Figure 1: Data from two days of workshopping, in a grocery bag.
Every design researcher, product manager, UX designer, or strategist faces this situation sooner or later. After we do our field research, gather our stakeholders, and engage everyone enough to get all of our brilliant ideas into sticky notes. We sketch, we write, we make models, and we make sense of it all. And then? The workshop is over. It's time for happy hour! Great job, team.
It's your job now to figure out the next steps.
And so now you're stuck with the task of making this all make sense in a format that can be emailed, shared, uploaded to Basecamp, or converted to JIRA tickets. Suddenly, this all seems like a lot less fun. And what's worse, you've got piles of sticky notes taking over your desktop, and photos of what seemed like such magic collaboration sitting in a folder. What comes next? What do you do with all of these freaking sticky notes?
We've faced this problem more than once, and we've learned by trial and error. Here are a few steps to turn those fleeting insights into actionable data, after you're done with workshopping.
Low-tech lifesaver: if you're taking portrait-style photos of your workshop participants, use a small chalkboard to label your photos while you take them, classic mugshot style.
1. Document it all (before, during, and after).
If you can, before you workshop, document not only your prompts, but also how you plan to schematise your data. What does this mean? Have a plan for identifying what's what after the fact.
For example, If you're going to take pictures of your attendees, make sure you have some way to identify these photos later. (One time-tested solution - have attendees write their names on a small chalkboard or whiteboard, and have them hold it up, mugshot-style).
You'll especially want to document the schemes you have in place for your stickies. Say that during your mapping exercise, you'll use green stickies for opportunities and, pink stickies for barriers, WRITE THIS DOWN beforehand.
This all helps future you, but also helps folks get involved. It's helpful for some folks with different learning and working styles to have instructions on paper. After your workshop is over, you'll do yourself a favor as well, as you won't have to scratch your head and think "What the heck were the pink stickies for again?"
From Adaptive Path's Guide to Service Design Blueprinting
2. Set up your spreadsheet like your exercises
After the workshop is over, you'll need to communicate what went on in the workshop, and you need to share it within your organization. The ain't-broke-don't-fix-it way of doing this is via a spreadsheet. You could also use the Post-it Plus app which, in all honesty, I've never tried.
So, make a spreadsheet, (maybe even ahead of time!) and set it up the way you've set up your workshop exercises: same order, same color schema. If things diverge from the planned path during the workshop (which they often do), you can update it.
3. Do your data entry ASAP (and remember it's an important step)
Ethnographers have a longstanding debate as to whether transcribing interviews is valuable as part of the research process. While it's been a minute since I transcribed an interview (I prefer to film them, and share clips in my reporting and analysis), I always find that I get real insights when I deep dive into data, even when it's the supposedly less-important act of transcription and data entry.

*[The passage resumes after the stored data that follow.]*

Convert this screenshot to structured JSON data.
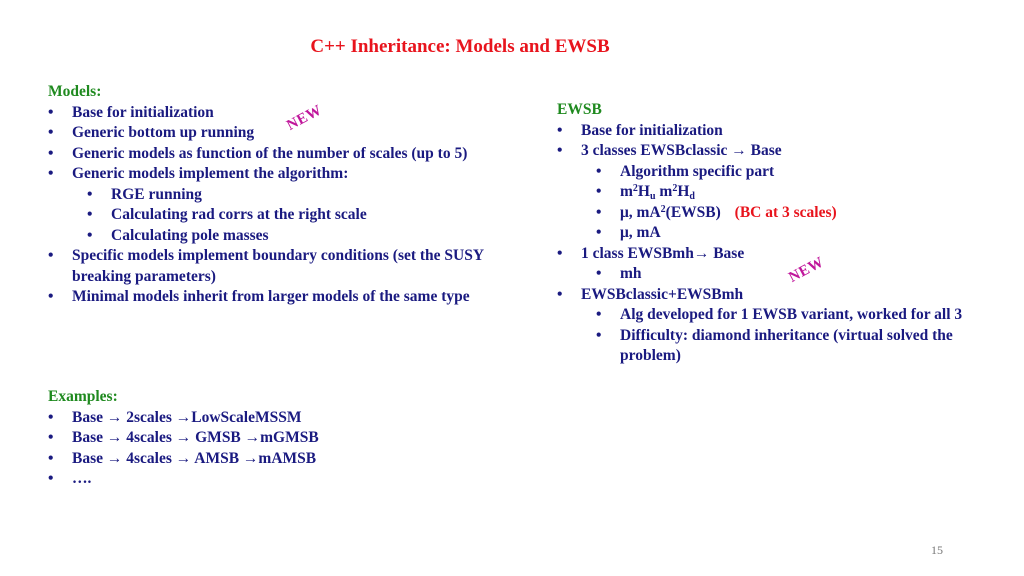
{
  "title": "C++ Inheritance: Models and EWSB",
  "badge_new": "NEW",
  "page_number": "15",
  "models": {
    "heading": "Models:",
    "items": [
      "Base for initialization",
      "Generic bottom up running",
      "Generic models as function of the number of scales (up to 5)",
      "Generic models implement the algorithm:",
      "RGE running",
      "Calculating rad corrs at the right scale",
      "Calculating pole masses",
      "Specific models implement boundary conditions (set the SUSY breaking parameters)",
      "Minimal models inherit from larger models of the same type"
    ]
  },
  "examples": {
    "heading": "Examples:",
    "items": [
      "Base → 2scales →LowScaleMSSM",
      "Base → 4scales → GMSB →mGMSB",
      "Base → 4scales → AMSB →mAMSB",
      "…."
    ]
  },
  "ewsb": {
    "heading": "EWSB",
    "items": {
      "base": "Base for initialization",
      "classic": "3 classes EWSBclassic → Base",
      "alg_part": "Algorithm specific part",
      "m2_a": "m",
      "m2_sup": "2",
      "m2_H": "H",
      "m2_u": "u",
      "m2_d": "d",
      "mu_ma2_pre": "μ, mA",
      "mu_ma2_sup": "2",
      "mu_ma2_post": "(EWSB)",
      "bc_note": "(BC at 3 scales)",
      "mu_ma": "μ, mA",
      "mh_class": "1 class EWSBmh→ Base",
      "mh": "mh",
      "combined": "EWSBclassic+EWSBmh",
      "alg_dev": "Alg developed for 1 EWSB variant, worked for all 3",
      "difficulty": "Difficulty: diamond inheritance (virtual solved the problem)"
    }
  }
}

So what does this mean for you? Don't delay data entry- in fact, plan on it. If you've scheduled a Tuesday afternoon workshop, put time on your calendar Wednesday morning to organize and enter your data. Pay attention to the themes that emerge, and make a point to bring other people into this process. Which brings us to our next point...
4. Divide and Conquer
As is the case with most other parts of the design research process, having a partner in this step will help you tremendously. At minimum, recruit a colleague to come help out for an hour or two, (and offer to buy lunch). You'll build momentum working together, and it'll hold you accountable to getting it done. What's more, you'll be able to share your primary insights with each other, and draw on the data at hand to validate or question your hypotheses as they develop.
As you work together, find ways to capture and summarise your insights. Use Group Notetaking techniques on a whiteboard to jot down your findings. And as soon as you've finished entering the data, share your spreadsheet with the project team, summarising your topline insights in the email you send out. See what questions come back.
5. Envision next steps
Sometimes, very rarely, teams will know exactly where they want to go next after a workshop. But more often, workshops will generate as many questions as they will answers. So, after you've finished entering your data, fielding initial questions, and sharing your findings, figure out what your next steps are. Maybe it's creating a higher-fidelity version of the map you built in the workshop, to keep the team aligned. Maybe it's creating user stories for the dev team. And maybe it's finding the holes: the areas where you know that you don't know enough, and coming up with a plan to move forward with this new set of questions.